A maneira pela qual se configurou esse atendimento se traduziu no “Sistema Único de Saúde” (SUS), que vem sendo bombardeado por todos os lados por seus inimigos. Então, por que exterminá-lo? É uma dívida social e há que ser paga. Portanto, atacar o SUS, tentar bombardear a sua estrutura é um desserviço e a sua concretização fará o país mergulhar em problemas ainda maiores do que os hoje enfrentados.

O SUS hoje é integrado, em todo o país, por 6.500 hospitais. Desses, 48% pertencem à iniciativa privada, que recebem perto da metade dos repasses federais para estados e municípios. Atualmente, segundo o próprio “O Globo”, em editorial no dia 21 de março último, da ordem de R$ 175 bilhões, oriundos dos impostos pagos pelos cidadãos. Não será ele também indício de uma corrupção mais aguda e mais profunda do que aquele mostrado na reportagem encenada no IPPMG? Parece que voltamos ao ponto de partida: a corrupção não pode ser analisada no varejo. É coisa do atacado.”

[OBS deste blog ‘democracia&política’: a Polícia Federal, certamente, incluirá em sua investigação mais duas hipóteses: uma delas é a de o diretor do “Instituto de Puericultura e Pediatria Martagão Gesteira” (IPPMG), da “Faculdade de Medicina da Universidade Federal do Rio de Janeiro” (UFRJ), ter recebido compensadora propina da “Rede Globo” para colaborar com a farsa encenada por interesses privados (TV Globo) em seu hospital, mesmo com os óbvios danos para a sua carreira decorrentes da ilegalidade administrativa que incorreu. O rastreamento de pagamentos ao diretor poderá afastar ou não essa conjectura.
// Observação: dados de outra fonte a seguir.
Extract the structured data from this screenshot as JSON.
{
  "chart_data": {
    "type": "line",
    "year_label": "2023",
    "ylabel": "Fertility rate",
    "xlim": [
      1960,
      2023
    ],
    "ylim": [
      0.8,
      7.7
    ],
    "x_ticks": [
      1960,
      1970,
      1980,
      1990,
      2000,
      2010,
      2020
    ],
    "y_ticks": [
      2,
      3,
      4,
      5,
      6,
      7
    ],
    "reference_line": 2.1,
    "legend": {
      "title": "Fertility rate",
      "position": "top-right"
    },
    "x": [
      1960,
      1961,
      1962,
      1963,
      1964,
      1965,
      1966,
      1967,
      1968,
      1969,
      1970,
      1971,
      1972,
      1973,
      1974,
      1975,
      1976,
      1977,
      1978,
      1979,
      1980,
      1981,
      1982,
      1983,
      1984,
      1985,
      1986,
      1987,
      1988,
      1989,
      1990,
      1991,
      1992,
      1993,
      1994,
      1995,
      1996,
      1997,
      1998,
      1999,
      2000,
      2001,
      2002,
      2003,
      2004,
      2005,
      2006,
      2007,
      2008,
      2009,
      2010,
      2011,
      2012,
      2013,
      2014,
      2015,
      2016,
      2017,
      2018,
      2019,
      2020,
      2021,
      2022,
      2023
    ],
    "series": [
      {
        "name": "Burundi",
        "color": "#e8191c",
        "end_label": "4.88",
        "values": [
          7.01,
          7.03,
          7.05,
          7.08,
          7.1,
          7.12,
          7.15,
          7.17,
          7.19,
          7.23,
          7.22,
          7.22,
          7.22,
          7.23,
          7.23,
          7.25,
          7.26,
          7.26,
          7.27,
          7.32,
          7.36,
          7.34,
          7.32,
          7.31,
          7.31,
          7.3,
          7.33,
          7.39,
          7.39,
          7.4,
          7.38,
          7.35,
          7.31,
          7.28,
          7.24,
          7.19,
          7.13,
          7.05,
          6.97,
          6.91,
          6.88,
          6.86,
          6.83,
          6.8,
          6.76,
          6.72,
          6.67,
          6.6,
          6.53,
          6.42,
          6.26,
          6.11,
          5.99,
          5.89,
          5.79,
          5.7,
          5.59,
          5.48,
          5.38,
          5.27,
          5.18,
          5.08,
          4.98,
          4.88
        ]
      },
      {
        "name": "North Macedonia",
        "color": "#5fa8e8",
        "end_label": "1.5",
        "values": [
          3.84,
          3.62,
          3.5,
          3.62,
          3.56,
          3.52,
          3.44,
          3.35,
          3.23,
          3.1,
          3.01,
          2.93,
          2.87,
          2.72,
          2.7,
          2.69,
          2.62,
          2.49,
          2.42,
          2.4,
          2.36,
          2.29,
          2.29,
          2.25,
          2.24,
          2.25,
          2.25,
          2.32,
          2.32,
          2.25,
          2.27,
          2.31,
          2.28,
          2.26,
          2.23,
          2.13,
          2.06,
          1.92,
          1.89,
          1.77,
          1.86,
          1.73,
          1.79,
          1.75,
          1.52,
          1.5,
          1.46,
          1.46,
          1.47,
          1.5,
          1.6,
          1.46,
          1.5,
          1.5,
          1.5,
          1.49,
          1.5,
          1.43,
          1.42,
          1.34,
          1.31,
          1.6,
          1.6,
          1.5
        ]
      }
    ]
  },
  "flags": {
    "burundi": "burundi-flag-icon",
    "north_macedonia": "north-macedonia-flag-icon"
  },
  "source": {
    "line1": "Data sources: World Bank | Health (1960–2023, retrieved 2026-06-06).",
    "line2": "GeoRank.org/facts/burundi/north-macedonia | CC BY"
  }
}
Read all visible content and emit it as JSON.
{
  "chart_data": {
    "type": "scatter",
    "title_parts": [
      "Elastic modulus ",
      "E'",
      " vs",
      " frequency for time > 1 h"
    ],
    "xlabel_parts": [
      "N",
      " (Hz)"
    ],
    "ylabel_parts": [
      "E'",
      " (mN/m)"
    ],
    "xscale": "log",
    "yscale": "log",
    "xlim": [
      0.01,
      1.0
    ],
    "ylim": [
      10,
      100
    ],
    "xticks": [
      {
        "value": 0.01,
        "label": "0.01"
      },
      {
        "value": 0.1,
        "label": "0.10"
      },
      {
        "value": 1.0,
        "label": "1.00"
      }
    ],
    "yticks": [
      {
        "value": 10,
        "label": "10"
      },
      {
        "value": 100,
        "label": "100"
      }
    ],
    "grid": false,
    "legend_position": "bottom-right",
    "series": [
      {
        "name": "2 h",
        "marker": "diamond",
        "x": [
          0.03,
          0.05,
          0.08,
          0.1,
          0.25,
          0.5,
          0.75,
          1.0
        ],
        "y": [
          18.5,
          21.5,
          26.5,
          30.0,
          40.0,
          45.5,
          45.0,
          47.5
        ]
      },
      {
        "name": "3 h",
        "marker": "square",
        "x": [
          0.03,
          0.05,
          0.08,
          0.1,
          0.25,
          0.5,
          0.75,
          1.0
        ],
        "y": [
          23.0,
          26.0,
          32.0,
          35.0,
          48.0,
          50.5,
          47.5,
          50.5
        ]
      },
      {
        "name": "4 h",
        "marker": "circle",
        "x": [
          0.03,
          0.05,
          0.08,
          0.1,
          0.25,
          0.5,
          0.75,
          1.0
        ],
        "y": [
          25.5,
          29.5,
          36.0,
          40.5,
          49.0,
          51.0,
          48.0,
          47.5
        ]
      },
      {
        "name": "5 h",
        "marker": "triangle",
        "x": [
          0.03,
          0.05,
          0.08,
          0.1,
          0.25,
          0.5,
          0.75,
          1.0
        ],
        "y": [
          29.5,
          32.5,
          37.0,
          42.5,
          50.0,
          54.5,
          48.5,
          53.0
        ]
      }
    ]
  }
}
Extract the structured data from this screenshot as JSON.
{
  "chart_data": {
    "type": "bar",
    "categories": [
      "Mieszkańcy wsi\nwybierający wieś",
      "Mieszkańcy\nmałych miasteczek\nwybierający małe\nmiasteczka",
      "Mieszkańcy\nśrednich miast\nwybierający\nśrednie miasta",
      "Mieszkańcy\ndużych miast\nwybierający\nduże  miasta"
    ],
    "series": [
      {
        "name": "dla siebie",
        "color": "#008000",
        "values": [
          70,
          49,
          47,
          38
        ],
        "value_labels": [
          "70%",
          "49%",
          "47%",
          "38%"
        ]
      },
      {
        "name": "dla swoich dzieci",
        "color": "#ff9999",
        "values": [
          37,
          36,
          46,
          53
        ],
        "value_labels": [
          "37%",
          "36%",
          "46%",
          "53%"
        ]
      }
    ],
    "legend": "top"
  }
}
Outra situação, que complementa a primeira hipótese, é de a “Rede Globo” ter sido contratada por grande empresa de medicina privada para produzir a reportagem maquiavelicamente. Ela se somaria às ações já em curso há décadas no Brasil e em muitos países, de continuamente contribuir para o esvaziamento da rede pública gratuita de saúde e, em consequência, para o crescimento do negócio privado de planos de saúde pagos].

FONTE: escrito por Mário Augusto Jakobskind, correspondente no Brasil do semanário uruguaio “Brecha”. Foi colaborador do “Pasquim”, repórter da “Folha de São Paulo” e editor internacional da “Tribuna da Imprensa”. Integra o Conselho Editorial do seminário “Brasil de Fato”. É autor, entre outros livros, de “América que não está na mídia, Dossiê Tim Lopes - Fantástico/IBOPE”. Artigo publicado no site “Direto da Redação”  (http://www.diretodaredacao.com/noticia/a-culpa-nao-e-do-sus). [Título, trechos e observação final entre colchetes adicionados por este blog ‘democracia&política’].

2 comentários:

Vanderlei Framil disse...

Concordo plenamente com você. A culpa não é do SUS. E sim da incapacidade do atual gestor.

Unknown disse...

Vanderlei Framil,
Concordo totalmente com você que ainda há muitas capacidades a superar atualmente, apesar da grande melhoria e ampliação do atendimento ocorrida nos últimos anos.
Os governos devem continuar na luta e não ceder aos que batalham (com apoio da grande mídia) pela extinção do sistema público gratuito em prol das gananciosas empresas privadas de planos de saúde.